Du bateau S. S. Tjinegara, le 22 janvier 1936. Teilhard est en route vers la Chine, de retour d’Inde et de Java. Il s’interroge sur le sens de son travail de paléontologie.
Ainsi, tout va bien. Je sors de cette expérience nouvelle avec la conviction accrue que nous n’avons rien de mieux à faire dans la vie que de prendre et de suivre les fils qu’elle nous tend. Pas à pas, vers quelque chose que nous ne voyons pas, mais qui est sûrement, là, en avant, comme le Monde existe.
De Paris, le 19 avril 1948.
Ne vous tendez pas contre la souffrance. Tâchez de fermer les yeux et de vous abandonner comme à une grande énergie aimante. Cette attitude n’est ni faible ni absurde ; – c’est la seule qui ne puisse pas nous tromper, – à moins que l’être même ne soit en soi une chose contradictoire et stupide, – ce que son existence dément. C’est sans doute encore trop t6t pour vous, pour vous relever : tachez de « dormir », dormir de ce sommeil actif de la confiance, qui est celui de la graine, en hiver dans les champs…
Je vous le répète aussi : c’est cela la vraie et grande prière des moments de grande maladie.
De Paris, le 3 décembre 1948. Pierre Teilhard rentre d’un voyage à Rome où il a subi un double refus : la publication du Phénomène humain et sa candidature au Collège de France.
Dans mon âme, comme sur la mer, les tempêtes ne s’apaisent que par une suite de lames amorties.

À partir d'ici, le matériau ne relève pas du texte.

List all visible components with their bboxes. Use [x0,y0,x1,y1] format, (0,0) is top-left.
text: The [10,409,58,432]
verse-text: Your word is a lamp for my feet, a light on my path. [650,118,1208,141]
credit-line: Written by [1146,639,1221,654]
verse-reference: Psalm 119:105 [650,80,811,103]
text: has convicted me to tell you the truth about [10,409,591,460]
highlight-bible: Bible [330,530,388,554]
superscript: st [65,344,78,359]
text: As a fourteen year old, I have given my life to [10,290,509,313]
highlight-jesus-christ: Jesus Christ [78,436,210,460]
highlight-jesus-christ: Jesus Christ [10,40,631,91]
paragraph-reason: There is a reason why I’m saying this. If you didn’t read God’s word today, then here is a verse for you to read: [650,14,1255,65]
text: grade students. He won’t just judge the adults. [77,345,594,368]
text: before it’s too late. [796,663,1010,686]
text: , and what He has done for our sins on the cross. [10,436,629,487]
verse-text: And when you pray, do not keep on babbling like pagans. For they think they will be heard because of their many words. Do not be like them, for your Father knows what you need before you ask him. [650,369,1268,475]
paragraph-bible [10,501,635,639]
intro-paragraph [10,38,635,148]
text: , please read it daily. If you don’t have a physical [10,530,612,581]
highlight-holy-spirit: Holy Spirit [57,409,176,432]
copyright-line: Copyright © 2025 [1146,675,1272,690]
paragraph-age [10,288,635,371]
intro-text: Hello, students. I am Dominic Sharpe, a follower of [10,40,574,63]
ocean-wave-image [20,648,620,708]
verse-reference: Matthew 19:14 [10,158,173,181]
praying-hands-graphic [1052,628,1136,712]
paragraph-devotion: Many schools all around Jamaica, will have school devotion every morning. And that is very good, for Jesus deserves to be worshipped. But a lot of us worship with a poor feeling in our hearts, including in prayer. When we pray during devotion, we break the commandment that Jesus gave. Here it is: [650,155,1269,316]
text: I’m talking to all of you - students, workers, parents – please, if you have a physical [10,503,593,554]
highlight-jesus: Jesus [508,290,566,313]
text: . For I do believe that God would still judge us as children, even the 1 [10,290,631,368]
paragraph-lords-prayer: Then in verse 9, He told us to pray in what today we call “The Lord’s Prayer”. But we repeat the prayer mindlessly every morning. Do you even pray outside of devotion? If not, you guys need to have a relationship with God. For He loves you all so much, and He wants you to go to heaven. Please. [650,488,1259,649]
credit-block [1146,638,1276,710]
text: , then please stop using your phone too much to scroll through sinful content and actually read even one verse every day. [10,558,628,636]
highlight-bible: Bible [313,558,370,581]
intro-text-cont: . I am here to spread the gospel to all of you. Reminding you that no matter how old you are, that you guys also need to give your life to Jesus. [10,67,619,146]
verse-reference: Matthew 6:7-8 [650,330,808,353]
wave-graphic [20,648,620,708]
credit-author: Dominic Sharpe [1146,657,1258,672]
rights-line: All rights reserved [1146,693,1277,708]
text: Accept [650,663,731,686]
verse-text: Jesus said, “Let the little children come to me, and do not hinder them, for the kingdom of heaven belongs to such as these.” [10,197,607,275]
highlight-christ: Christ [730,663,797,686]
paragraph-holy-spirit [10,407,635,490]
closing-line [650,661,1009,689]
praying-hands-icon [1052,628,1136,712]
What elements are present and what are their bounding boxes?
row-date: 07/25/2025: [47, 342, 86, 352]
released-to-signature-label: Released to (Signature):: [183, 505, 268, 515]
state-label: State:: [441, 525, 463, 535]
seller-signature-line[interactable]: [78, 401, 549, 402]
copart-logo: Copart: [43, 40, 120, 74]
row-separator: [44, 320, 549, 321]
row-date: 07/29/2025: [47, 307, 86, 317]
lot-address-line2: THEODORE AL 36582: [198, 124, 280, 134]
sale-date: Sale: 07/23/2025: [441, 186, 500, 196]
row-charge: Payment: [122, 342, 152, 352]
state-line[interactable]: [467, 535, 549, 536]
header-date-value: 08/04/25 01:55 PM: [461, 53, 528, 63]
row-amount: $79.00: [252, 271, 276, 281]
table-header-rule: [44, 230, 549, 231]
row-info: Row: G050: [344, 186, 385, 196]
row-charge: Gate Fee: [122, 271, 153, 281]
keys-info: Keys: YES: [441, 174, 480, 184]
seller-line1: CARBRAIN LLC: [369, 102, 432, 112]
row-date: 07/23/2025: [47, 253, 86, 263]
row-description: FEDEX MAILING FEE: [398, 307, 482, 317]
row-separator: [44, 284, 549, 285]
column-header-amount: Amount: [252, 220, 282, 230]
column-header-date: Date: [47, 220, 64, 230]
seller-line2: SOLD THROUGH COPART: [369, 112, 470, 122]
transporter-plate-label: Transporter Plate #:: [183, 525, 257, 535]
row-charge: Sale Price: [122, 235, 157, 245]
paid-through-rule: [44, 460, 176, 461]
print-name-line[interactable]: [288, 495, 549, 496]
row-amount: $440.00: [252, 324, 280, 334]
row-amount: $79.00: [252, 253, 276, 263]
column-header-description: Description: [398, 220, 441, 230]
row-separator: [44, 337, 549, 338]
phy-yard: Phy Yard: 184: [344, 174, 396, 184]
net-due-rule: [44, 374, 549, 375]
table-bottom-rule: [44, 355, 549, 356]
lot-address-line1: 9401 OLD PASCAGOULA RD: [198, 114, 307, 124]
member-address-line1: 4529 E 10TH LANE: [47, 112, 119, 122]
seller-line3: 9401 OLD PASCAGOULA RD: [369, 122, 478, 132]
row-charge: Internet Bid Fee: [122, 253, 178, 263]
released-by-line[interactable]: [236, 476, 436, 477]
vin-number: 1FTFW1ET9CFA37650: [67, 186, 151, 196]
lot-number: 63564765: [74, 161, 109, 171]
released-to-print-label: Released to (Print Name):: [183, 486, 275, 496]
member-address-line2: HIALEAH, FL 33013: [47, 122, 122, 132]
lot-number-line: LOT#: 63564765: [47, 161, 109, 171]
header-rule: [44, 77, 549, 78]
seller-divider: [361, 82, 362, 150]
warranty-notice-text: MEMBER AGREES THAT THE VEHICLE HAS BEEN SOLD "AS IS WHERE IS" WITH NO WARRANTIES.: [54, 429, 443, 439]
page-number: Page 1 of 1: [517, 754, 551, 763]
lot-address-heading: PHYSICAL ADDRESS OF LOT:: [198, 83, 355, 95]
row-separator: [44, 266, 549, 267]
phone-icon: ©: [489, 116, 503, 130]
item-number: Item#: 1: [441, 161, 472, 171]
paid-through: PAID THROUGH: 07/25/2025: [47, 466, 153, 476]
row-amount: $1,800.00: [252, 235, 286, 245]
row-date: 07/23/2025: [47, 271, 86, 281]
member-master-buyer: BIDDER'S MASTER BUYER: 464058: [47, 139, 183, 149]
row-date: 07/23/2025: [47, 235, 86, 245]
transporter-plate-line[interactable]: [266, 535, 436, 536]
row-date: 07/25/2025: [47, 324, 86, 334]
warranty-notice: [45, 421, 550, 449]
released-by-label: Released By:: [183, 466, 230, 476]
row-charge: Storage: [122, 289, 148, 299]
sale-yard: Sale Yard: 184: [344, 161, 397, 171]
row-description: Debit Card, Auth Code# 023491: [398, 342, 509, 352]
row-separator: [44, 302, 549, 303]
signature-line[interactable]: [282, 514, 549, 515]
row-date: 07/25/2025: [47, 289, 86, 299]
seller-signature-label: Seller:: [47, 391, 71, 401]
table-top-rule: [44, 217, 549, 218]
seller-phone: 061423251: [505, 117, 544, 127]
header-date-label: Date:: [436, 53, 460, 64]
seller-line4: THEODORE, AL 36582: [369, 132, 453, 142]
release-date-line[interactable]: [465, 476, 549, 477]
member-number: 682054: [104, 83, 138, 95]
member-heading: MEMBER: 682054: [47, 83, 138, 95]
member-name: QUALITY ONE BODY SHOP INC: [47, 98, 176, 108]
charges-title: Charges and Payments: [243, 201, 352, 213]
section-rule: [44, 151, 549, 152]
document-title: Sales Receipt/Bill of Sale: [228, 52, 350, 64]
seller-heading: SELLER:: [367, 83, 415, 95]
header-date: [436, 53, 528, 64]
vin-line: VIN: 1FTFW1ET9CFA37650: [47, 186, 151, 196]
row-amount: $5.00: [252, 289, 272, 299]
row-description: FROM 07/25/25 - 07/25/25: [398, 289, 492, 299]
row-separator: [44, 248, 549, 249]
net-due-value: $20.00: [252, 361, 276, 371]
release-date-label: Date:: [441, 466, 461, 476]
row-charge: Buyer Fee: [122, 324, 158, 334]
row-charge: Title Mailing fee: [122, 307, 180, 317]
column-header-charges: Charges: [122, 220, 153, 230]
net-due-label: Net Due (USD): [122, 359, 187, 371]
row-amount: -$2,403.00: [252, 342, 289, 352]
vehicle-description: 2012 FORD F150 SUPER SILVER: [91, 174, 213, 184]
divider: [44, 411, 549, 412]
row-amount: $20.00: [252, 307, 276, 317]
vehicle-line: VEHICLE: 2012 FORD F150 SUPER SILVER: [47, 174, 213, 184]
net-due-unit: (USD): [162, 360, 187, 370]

Tenez bon, en direction de la confiance, non pas exactement au Monde, mais au « cœur du Monde », –c’est-à-dire au Foyer de convergence en direction duquel nous tombons, j’en suis convaincu, sous une attraction plus irrésistible et aussi universelle que celle imposée aux corps sidéraux par la courbure einsteinienne. Je ne vis guère plus que de cela, moi-même.
[Extraits de Accomplir l’Homme. Lettres inédites (1926-1952), Grasset, 1968, p. 110, 126, 130-131]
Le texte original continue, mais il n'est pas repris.